钱氏回了家正因为穆凌落的不识相觉得愤慨,正跟钱老爷埋怨,就得了一晴天霹雳。她早上还活蹦乱跳去觐见四公主的小女儿,竟被人送了回来,而且还生死未仆。
钱氏围着脸色蜡黄的钱冰团团转,只抓着请来的大夫的手,急声道:“大夫,您再看看。我女儿肯定不会有事的,您再给看看啊……”
那大夫拨开了钱氏的手,摇了摇头,“夫人您另请高明吧!鄙人医术有限。而且,您家姑娘的脉搏都摸不着了,只凭借胸口一口热乎气,恐怕过不了今夜子时的。您有这功夫请大夫看,倒不如给她准备寿衣棺材!”
“你胡说,你就是个庸医。我女儿才不会死呢!她以后可是要嫁给王爷的,要当侧妃的,以后是要大富大贵的,你敢诅咒我的女儿,看我不掐死你!”钱氏一听恼怒非常,眼儿都红了,就要冲上来掐这白发苍苍的老大夫的脖子,亏得旁边的钱老爷眼疾手快,把她给摁住了。
“大夫,你见谅一下!贱内见得女儿出事,这才会失控,你别跟她一般见识。不过,我女儿真是没救了吗?”钱老爷其实还有庶子庶女的,虽然都被钱柔给丢到家乡了,可到底还是他的血脉。可钱老爷花了大本钱培养钱冰,也是盼着她以后也跟钱柔一样儿地给他带来利益的,哪里料到会落得如今的下场。

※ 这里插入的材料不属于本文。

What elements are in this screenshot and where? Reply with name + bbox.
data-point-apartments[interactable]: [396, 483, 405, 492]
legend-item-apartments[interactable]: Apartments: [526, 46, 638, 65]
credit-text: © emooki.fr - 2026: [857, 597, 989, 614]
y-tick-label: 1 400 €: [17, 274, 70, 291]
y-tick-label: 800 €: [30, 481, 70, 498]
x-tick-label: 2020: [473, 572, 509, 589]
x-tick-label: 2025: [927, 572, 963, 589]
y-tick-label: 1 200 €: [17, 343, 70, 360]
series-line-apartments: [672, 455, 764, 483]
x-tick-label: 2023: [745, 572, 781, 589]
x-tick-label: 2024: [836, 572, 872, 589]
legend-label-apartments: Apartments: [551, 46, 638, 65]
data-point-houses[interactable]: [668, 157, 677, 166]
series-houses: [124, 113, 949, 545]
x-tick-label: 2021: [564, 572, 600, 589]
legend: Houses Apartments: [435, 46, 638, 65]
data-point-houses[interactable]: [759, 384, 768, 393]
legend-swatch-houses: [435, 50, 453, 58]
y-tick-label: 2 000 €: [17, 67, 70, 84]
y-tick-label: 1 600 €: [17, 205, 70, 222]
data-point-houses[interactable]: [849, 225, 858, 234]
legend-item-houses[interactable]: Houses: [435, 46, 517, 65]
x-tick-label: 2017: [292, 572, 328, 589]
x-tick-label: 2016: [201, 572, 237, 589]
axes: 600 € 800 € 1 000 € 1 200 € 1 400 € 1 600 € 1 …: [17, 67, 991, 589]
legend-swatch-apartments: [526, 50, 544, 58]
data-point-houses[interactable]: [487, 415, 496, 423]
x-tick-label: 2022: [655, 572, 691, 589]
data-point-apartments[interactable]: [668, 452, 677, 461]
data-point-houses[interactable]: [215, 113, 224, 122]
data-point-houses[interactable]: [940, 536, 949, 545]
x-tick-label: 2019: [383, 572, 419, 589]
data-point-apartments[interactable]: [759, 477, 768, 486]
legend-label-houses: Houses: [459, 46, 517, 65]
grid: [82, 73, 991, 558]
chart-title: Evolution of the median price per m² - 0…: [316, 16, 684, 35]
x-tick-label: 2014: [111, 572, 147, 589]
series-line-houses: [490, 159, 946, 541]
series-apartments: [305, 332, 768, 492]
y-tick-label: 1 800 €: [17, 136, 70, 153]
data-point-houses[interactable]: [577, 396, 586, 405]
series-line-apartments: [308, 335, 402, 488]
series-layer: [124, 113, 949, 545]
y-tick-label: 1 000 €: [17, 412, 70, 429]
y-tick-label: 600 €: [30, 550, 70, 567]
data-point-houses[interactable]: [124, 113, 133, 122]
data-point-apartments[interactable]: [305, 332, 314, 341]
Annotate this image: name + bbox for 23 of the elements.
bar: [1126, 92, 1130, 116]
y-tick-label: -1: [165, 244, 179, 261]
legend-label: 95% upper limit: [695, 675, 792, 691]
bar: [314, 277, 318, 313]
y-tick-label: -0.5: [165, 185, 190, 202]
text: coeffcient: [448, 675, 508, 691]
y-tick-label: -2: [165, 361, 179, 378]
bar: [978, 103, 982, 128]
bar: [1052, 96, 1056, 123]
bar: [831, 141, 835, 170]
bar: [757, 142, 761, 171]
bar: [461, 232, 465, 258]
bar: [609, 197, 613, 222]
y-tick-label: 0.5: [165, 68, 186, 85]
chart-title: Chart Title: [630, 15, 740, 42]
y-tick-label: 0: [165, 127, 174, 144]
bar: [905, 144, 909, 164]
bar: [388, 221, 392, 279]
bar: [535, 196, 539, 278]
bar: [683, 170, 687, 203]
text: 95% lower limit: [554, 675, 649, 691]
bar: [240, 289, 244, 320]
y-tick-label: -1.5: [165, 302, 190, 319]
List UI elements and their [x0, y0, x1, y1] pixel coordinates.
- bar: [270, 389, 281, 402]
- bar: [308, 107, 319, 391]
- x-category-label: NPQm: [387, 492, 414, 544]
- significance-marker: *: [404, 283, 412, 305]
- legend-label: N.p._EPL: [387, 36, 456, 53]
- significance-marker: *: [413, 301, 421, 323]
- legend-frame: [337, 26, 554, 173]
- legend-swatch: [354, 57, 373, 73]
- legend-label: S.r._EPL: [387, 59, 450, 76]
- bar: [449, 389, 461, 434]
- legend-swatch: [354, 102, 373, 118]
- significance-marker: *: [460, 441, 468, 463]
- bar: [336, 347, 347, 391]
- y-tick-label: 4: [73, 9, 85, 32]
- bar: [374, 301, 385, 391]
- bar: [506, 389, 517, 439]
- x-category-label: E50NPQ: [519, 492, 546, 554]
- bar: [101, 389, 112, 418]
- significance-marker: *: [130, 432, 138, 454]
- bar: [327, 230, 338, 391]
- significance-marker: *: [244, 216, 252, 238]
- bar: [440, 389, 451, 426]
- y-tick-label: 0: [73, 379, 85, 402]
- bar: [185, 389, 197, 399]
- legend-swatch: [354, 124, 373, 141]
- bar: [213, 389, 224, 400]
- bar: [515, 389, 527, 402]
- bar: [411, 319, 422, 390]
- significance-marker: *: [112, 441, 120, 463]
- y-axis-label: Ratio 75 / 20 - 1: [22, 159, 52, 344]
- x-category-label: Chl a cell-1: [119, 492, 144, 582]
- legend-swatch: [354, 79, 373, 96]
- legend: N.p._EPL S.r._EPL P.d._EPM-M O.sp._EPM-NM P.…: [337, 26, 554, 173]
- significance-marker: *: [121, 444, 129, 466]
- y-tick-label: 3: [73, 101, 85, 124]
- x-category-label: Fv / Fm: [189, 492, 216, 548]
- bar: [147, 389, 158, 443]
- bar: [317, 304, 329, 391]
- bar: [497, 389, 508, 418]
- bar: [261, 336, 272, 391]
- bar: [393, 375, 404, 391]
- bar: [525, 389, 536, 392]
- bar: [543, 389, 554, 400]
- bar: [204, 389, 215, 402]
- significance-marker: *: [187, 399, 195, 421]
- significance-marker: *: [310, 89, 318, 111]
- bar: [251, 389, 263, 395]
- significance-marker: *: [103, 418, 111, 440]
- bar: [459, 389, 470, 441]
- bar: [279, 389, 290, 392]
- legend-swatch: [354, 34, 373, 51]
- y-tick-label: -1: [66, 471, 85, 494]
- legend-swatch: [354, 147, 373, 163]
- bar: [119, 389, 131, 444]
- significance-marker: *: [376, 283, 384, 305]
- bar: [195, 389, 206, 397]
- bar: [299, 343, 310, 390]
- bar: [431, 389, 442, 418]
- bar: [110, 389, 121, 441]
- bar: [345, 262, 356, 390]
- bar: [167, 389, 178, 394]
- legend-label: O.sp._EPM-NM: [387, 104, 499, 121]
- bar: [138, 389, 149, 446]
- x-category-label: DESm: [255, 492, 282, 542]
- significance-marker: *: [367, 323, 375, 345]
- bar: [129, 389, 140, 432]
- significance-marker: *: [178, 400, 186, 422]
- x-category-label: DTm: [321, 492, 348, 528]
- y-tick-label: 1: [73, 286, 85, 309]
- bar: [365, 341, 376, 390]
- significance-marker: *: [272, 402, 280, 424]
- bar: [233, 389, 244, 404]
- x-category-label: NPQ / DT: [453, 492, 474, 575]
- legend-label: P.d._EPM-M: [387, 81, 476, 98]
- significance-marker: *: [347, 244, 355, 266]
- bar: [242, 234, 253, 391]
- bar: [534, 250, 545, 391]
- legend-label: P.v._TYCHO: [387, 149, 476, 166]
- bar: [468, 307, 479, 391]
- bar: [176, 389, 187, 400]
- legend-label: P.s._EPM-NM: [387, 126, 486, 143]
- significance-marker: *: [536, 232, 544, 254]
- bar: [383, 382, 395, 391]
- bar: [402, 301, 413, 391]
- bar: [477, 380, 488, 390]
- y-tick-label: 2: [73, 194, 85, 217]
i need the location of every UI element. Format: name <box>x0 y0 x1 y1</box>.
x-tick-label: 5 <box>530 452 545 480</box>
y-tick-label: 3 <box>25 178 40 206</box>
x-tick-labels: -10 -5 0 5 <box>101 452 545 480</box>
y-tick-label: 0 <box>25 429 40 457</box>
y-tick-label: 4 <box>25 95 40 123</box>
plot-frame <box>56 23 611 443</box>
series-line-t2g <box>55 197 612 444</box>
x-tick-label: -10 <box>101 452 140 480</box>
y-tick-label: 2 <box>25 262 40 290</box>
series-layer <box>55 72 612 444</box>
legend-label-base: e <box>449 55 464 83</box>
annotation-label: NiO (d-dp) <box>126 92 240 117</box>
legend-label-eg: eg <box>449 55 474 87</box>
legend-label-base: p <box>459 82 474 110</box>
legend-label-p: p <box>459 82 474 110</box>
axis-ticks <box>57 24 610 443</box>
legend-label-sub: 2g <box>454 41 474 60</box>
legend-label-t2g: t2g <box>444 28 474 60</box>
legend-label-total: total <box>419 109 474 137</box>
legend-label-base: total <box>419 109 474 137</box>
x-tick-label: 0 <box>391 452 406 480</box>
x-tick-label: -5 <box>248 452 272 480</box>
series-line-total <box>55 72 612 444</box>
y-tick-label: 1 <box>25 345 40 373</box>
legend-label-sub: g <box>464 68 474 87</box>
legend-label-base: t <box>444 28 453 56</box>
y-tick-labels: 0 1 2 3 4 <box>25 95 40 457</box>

那老大夫也吓了一跳,他一挥袖子,恼火道:“真是无礼!你这是怀疑鄙人的医术吗?你家姑娘既是要当侧妃的,那就!恐怕是华佗在世,扁鹊重生,你家姑娘也是救不回来了。鄙人告辞了!”
说罢,那老大夫也懒得跟他们纠缠,只摇了摇头,连诊金都没要,跺了跺脚离开了钱家。
钱夫人不甘,一连又请了大夫,都得了准备后事的话语,这才终于信了,不由嚎啕大哭起来。
钱老爷摇头叹息,蹙紧了眉头,遣人去给敏王府的钱柔报了信,让她好生地为钱冰讨个公道。
钱柔一得了消息,当下就仿似被点着了的炮竹,就要去寻敏王妃,想要给自家妹妹讨个公道,却被她的奶嬷嬷拉住了,“少夫人,您就别去了。这事儿本就是咱们做错了,您就不该给宸王爷送妾,王妃多疼表小姐,您又不是不知道?您这不是上赶着给表小姐添堵吗?现在您去跟王妃哭,这不是成心让王妃抓了把柄来责备您吗?”
“嬷嬷,那是我的亲妹妹,你这到底是我的嬷嬷还是那柳凌落的嬷嬷,字字句句的都为了她?”钱柔恼怒地挥开了她的手,“我这清清白白的妹子,你以为我愿意把她送去给宸王当妾吗?要不是敏王和敏王妃那两个老不死的看不起我们钱家,不肯给我妹妹讨个爵位,她至于落得如此境地吗?柳凌落一回京,你瞧瞧那贼婆子的热乎劲儿,上赶着给她讨爵位。我好说也救了她的孙子,她却连个好脸色都不肯给,我妹妹多好的姑娘,她偏生看不进眼。但凡冰儿有个爵位,这婚事自是更好说的,且不说当皇子妃,当个王府的世子妃总是可以的吧?我妹妹就是生生被他们害死的!!”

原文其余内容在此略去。